There's a point in Anderson Falls that somehow marks the divide between the good and the bad. It comes along just after the opening scenes, a thrilling sequence that shows the M. O. of two killers played by Gary Cole and Richard Harmon. Shawn Ashmore is the cop who finds his wife dead, an apparent suicide that he knows is really murder. And it is the way the film shows his mindset after her death that, to me anyway, marks the start of a swift plummet in quality. Ashmore has a beard. Yes, this is a film in which a good cop is shown to be upset by the fact that he has given up on shaving. Because we all know that if you give up on shaving then you give up on life.
At the risk of spoiling anything for viewers tempted to see the film, that first paragraph sums up the film. That's it. Ashmore is the only cop convinced that a number of suicides are actually homicides. He knows this because his wife would never kill herself, she had everything to live for. While obsessing over the case, he upsets his ex-partner-now-Captain (Daniella Alonso), he upsets his mother (Lin Shaye) and he keeps delaying a planned trip to Disneyland with his son (Judah Mackey).
First of all, if you are director Julien Seri, or if you're a friend of his in any way, then please look away now. Seri was supposed to be presenting this film as the first film on the final day of Glasgow Frightfest 2020, but technical issues meant that it ended up being the last film of the festival. And Seri kindly stuck around for the whole day, introducing his movie in a small Q & A session. He seemed very nice, and earnest in what he seems to view as a decent little thriller with some nice twists and turns. Which is why he, or anyone who knows him, should look away now.
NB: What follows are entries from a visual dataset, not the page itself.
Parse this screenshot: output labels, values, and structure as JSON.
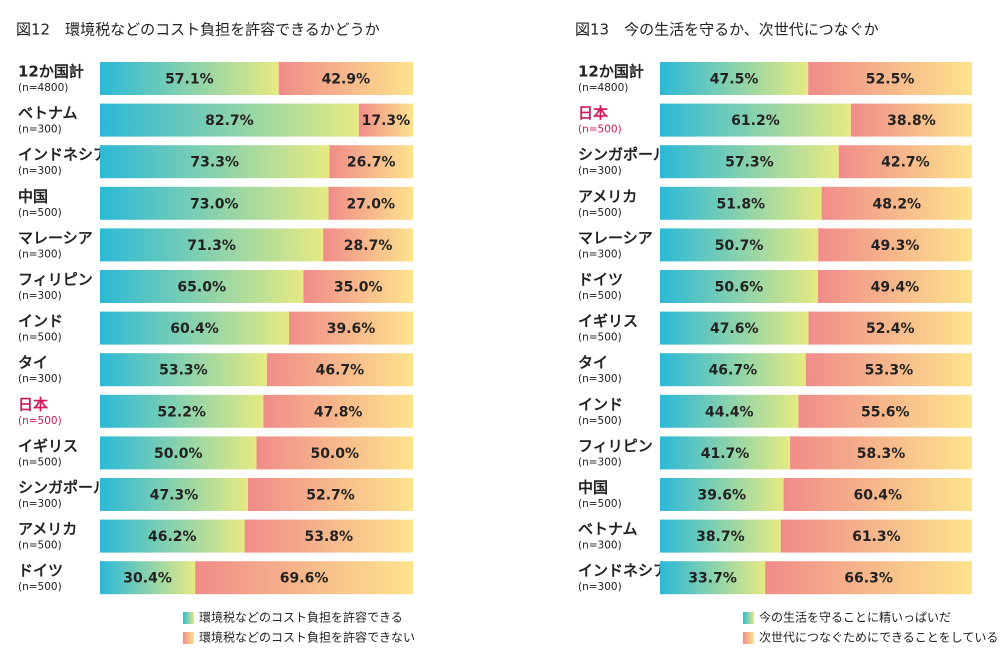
{
  "chart_data": [
    {
      "type": "stacked-bar-h",
      "title": "図12　環境税などのコスト負担を許容できるかどうか",
      "categories": [
        "12か国計",
        "ベトナム",
        "インドネシア",
        "中国",
        "マレーシア",
        "フィリピン",
        "インド",
        "タイ",
        "日本",
        "イギリス",
        "シンガポール",
        "アメリカ",
        "ドイツ"
      ],
      "sample_sizes": [
        "(n=4800)",
        "(n=300)",
        "(n=300)",
        "(n=500)",
        "(n=300)",
        "(n=300)",
        "(n=500)",
        "(n=300)",
        "(n=500)",
        "(n=500)",
        "(n=300)",
        "(n=500)",
        "(n=500)"
      ],
      "highlight": {
        "index": 8,
        "color": "#cc1a5a"
      },
      "xlim": [
        0,
        100
      ],
      "series": [
        {
          "name": "環境税などのコスト負担を許容できる",
          "color": [
            "#2bb9d7",
            "#e6ea82"
          ],
          "values": [
            57.1,
            82.7,
            73.3,
            73.0,
            71.3,
            65.0,
            60.4,
            53.3,
            52.2,
            50.0,
            47.3,
            46.2,
            30.4
          ],
          "value_labels": [
            "57.1%",
            "82.7%",
            "73.3%",
            "73.0%",
            "71.3%",
            "65.0%",
            "60.4%",
            "53.3%",
            "52.2%",
            "50.0%",
            "47.3%",
            "46.2%",
            "30.4%"
          ]
        },
        {
          "name": "環境税などのコスト負担を許容できない",
          "color": [
            "#f08c8a",
            "#fde38c"
          ],
          "values": [
            42.9,
            17.3,
            26.7,
            27.0,
            28.7,
            35.0,
            39.6,
            46.7,
            47.8,
            50.0,
            52.7,
            53.8,
            69.6
          ],
          "value_labels": [
            "42.9%",
            "17.3%",
            "26.7%",
            "27.0%",
            "28.7%",
            "35.0%",
            "39.6%",
            "46.7%",
            "47.8%",
            "50.0%",
            "52.7%",
            "53.8%",
            "69.6%"
          ]
        }
      ]
    },
    {
      "type": "stacked-bar-h",
      "title": "図13　今の生活を守るか、次世代につなぐか",
      "categories": [
        "12か国計",
        "日本",
        "シンガポール",
        "アメリカ",
        "マレーシア",
        "ドイツ",
        "イギリス",
        "タイ",
        "インド",
        "フィリピン",
        "中国",
        "ベトナム",
        "インドネシア"
      ],
      "sample_sizes": [
        "(n=4800)",
        "(n=500)",
        "(n=300)",
        "(n=500)",
        "(n=300)",
        "(n=500)",
        "(n=500)",
        "(n=300)",
        "(n=500)",
        "(n=300)",
        "(n=500)",
        "(n=300)",
        "(n=300)"
      ],
      "highlight": {
        "index": 1,
        "color": "#cc1a5a"
      },
      "xlim": [
        0,
        100
      ],
      "series": [
        {
          "name": "今の生活を守ることに精いっぱいだ",
          "color": [
            "#2bb9d7",
            "#e6ea82"
          ],
          "values": [
            47.5,
            61.2,
            57.3,
            51.8,
            50.7,
            50.6,
            47.6,
            46.7,
            44.4,
            41.7,
            39.6,
            38.7,
            33.7
          ],
          "value_labels": [
            "47.5%",
            "61.2%",
            "57.3%",
            "51.8%",
            "50.7%",
            "50.6%",
            "47.6%",
            "46.7%",
            "44.4%",
            "41.7%",
            "39.6%",
            "38.7%",
            "33.7%"
          ]
        },
        {
          "name": "次世代につなぐためにできることをしている",
          "color": [
            "#f08c8a",
            "#fde38c"
          ],
          "values": [
            52.5,
            38.8,
            42.7,
            48.2,
            49.3,
            49.4,
            52.4,
            53.3,
            55.6,
            58.3,
            60.4,
            61.3,
            66.3
          ],
          "value_labels": [
            "52.5%",
            "38.8%",
            "42.7%",
            "48.2%",
            "49.3%",
            "49.4%",
            "52.4%",
            "53.3%",
            "55.6%",
            "58.3%",
            "60.4%",
            "61.3%",
            "66.3%"
          ]
        }
      ]
    }
  ]
}
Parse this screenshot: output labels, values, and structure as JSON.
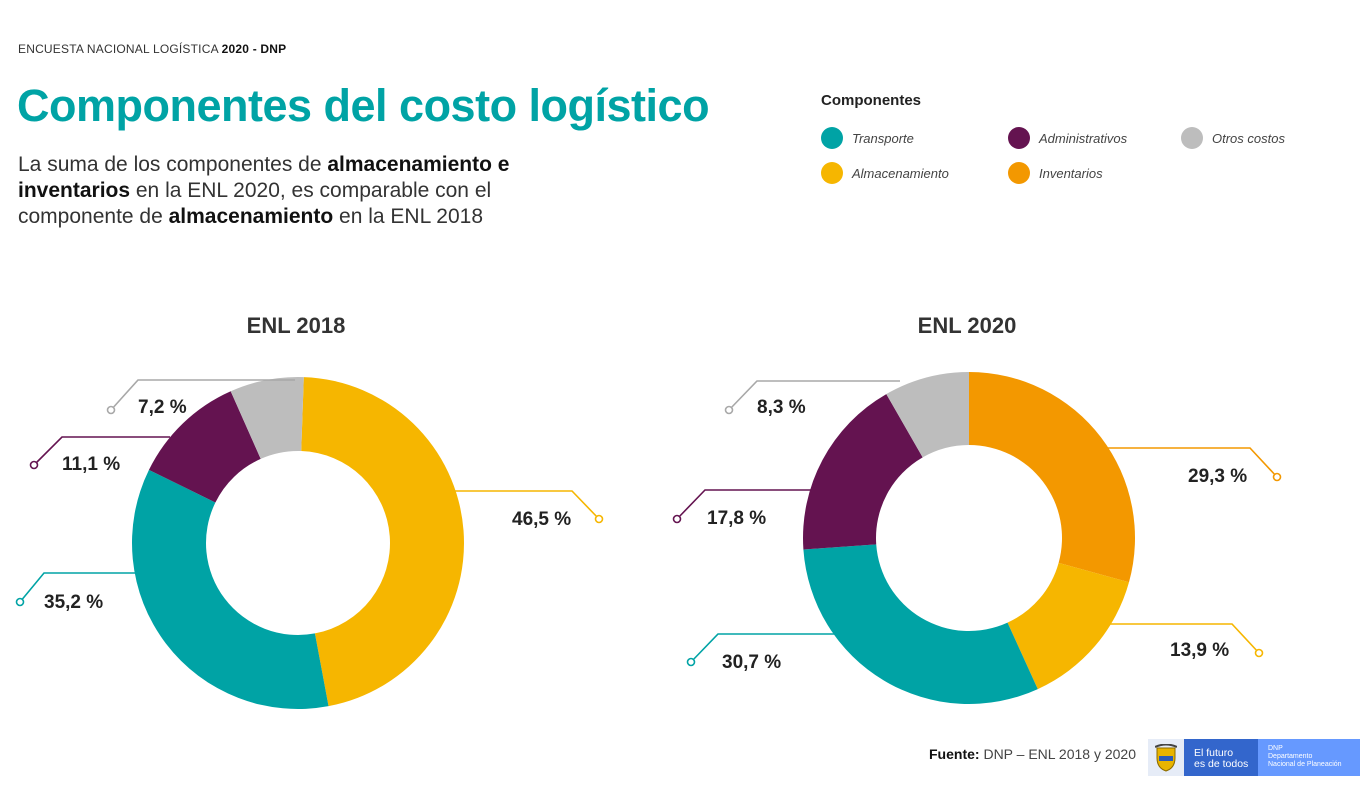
{
  "header": {
    "kicker": "ENCUESTA NACIONAL LOGÍSTICA",
    "kicker_bold": "2020 - DNP",
    "title": "Componentes del costo logístico",
    "subtitle": {
      "p1": "La suma de los componentes de ",
      "b1": "almacenamiento e inventarios",
      "p2": " en la ENL 2020, es comparable con el componente de ",
      "b2": "almacenamiento",
      "p3": " en la ENL 2018"
    }
  },
  "legend": {
    "title": "Componentes",
    "items": [
      {
        "label": "Transporte",
        "color": "#00a3a5"
      },
      {
        "label": "Administrativos",
        "color": "#641350"
      },
      {
        "label": "Otros costos",
        "color": "#bdbdbd"
      },
      {
        "label": "Almacenamiento",
        "color": "#f6b600"
      },
      {
        "label": "Inventarios",
        "color": "#f39800"
      }
    ]
  },
  "chart_data": [
    {
      "type": "pie",
      "donut": true,
      "title": "ENL 2018",
      "slices": [
        {
          "name": "Almacenamiento",
          "value": 46.5,
          "label": "46,5 %",
          "color": "#f6b600"
        },
        {
          "name": "Transporte",
          "value": 35.2,
          "label": "35,2 %",
          "color": "#00a3a5"
        },
        {
          "name": "Administrativos",
          "value": 11.1,
          "label": "11,1 %",
          "color": "#641350"
        },
        {
          "name": "Otros costos",
          "value": 7.2,
          "label": "7,2 %",
          "color": "#bdbdbd"
        }
      ]
    },
    {
      "type": "pie",
      "donut": true,
      "title": "ENL 2020",
      "slices": [
        {
          "name": "Inventarios",
          "value": 29.3,
          "label": "29,3 %",
          "color": "#f39800"
        },
        {
          "name": "Almacenamiento",
          "value": 13.9,
          "label": "13,9 %",
          "color": "#f6b600"
        },
        {
          "name": "Transporte",
          "value": 30.7,
          "label": "30,7 %",
          "color": "#00a3a5"
        },
        {
          "name": "Administrativos",
          "value": 17.8,
          "label": "17,8 %",
          "color": "#641350"
        },
        {
          "name": "Otros costos",
          "value": 8.3,
          "label": "8,3 %",
          "color": "#bdbdbd"
        }
      ]
    }
  ],
  "footer": {
    "source_label": "Fuente:",
    "source_text": " DNP – ENL 2018 y 2020",
    "logo_line1": "El futuro",
    "logo_line2": "es de todos",
    "logo_dnp": "DNP",
    "logo_dept1": "Departamento",
    "logo_dept2": "Nacional de Planeación"
  }
}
Anderson Falls is absolutely awful, in a way that made many viewers laugh out loud during moments that weren't really designed to be comedic. A lot of the problems lie with the script, by Giles Daoust. I'm not familiar with the filmography of Daoust, and this doesn't make me want to check out anything else he has done. Interestingly, he wrote and directed a movie called The Room back in 2006. Maybe he's always wanted to tap into the same rich vein of comedy gold that Tommy Wiseau lucked into with his movie, and maybe Anderson Falls is his best attempt at that. If so, well done. He almost manages it.
This is a film you must see if you want to watch Shawn Ashmore stringing together various photos and news items a la Charlie Day in that popular conspiracy theory image, or if you want to see him shouting "I hate you, I hate you" at those same photos, or even chuckle at him just moments later telling his captain that he has managed to think like the killers and has a list of women he would kill next. Because the killers kill women. Every time. And make it look like the same kind of suicide. Every time. And there's no actual reason for it. No, nothing. Seriously. Which doesn't stop the killers having their own board of connected items and photos in their house basement, despite none of the victims being connected in any way.
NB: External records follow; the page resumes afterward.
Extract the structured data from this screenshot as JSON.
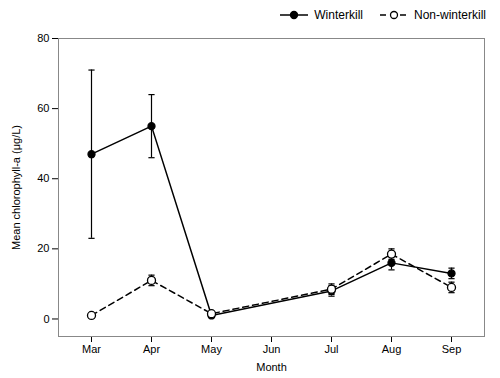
{
  "chart_data": {
    "type": "line",
    "categories": [
      "Mar",
      "Apr",
      "May",
      "Jun",
      "Jul",
      "Aug",
      "Sep"
    ],
    "series": [
      {
        "name": "Winterkill",
        "color": "black",
        "line_style": "solid",
        "marker": "circle",
        "values": [
          47,
          55,
          1,
          null,
          8,
          16,
          13
        ],
        "errors": [
          24,
          9,
          0.5,
          null,
          1.5,
          2,
          1.5
        ]
      },
      {
        "name": "Non-winterkill",
        "color": "black",
        "line_style": "dashed",
        "marker": "open_circle",
        "values": [
          1,
          11,
          1.5,
          null,
          8.5,
          18.5,
          9
        ],
        "errors": [
          0.5,
          1.5,
          0.5,
          null,
          1.5,
          1.5,
          1.5
        ]
      }
    ],
    "xlabel": "Month",
    "ylabel": "Mean chlorophyll-a (μg/L)",
    "ylim": [
      -5,
      80
    ],
    "yticks": [
      0,
      20,
      40,
      60,
      80
    ],
    "grid": false,
    "legend": "upper right"
  }
}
Perhaps you'd like to watch a black and white image of Shawn Ashmore making faces alongside other black and white images of Shawn Ashmore making faces in a fleeting scene that looks like the rough cut of a 1980s Godley & Creme music video. Well, good times, this is the film for you. Or maybe you like Gary Cole, who is a great actor, but want to see how he deals with some of the worst dialogue that he's ever been given. Again, have your fill.
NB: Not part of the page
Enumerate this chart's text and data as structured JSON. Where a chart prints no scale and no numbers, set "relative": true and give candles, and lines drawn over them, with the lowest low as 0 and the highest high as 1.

I doubt that a better cast could have helped this, considering how much both Cole and Shaye even struggle to do their usual good work, but Ashmore is far from a strong lead. I LIKE Ashmore, I really do, but he is not the right fit for this role. At all. Alonso gets to utter every typical Police Captain line to the troubled cop she cares about, of course, and Mackey is a child, so he can either greatly improve in the next few years or eventually quit if he continues to be as bad as he is here. It's Harmon who comes out of this best, and it's no coincidence that he also has the least lines of dialogue.
Julien Seri got himself a fair few fans with his previous movie, Night Fare (which I have yet to see). I can't see this one making him popular with anyone, aside from bad movie connoisseurs. Avoid at all costs.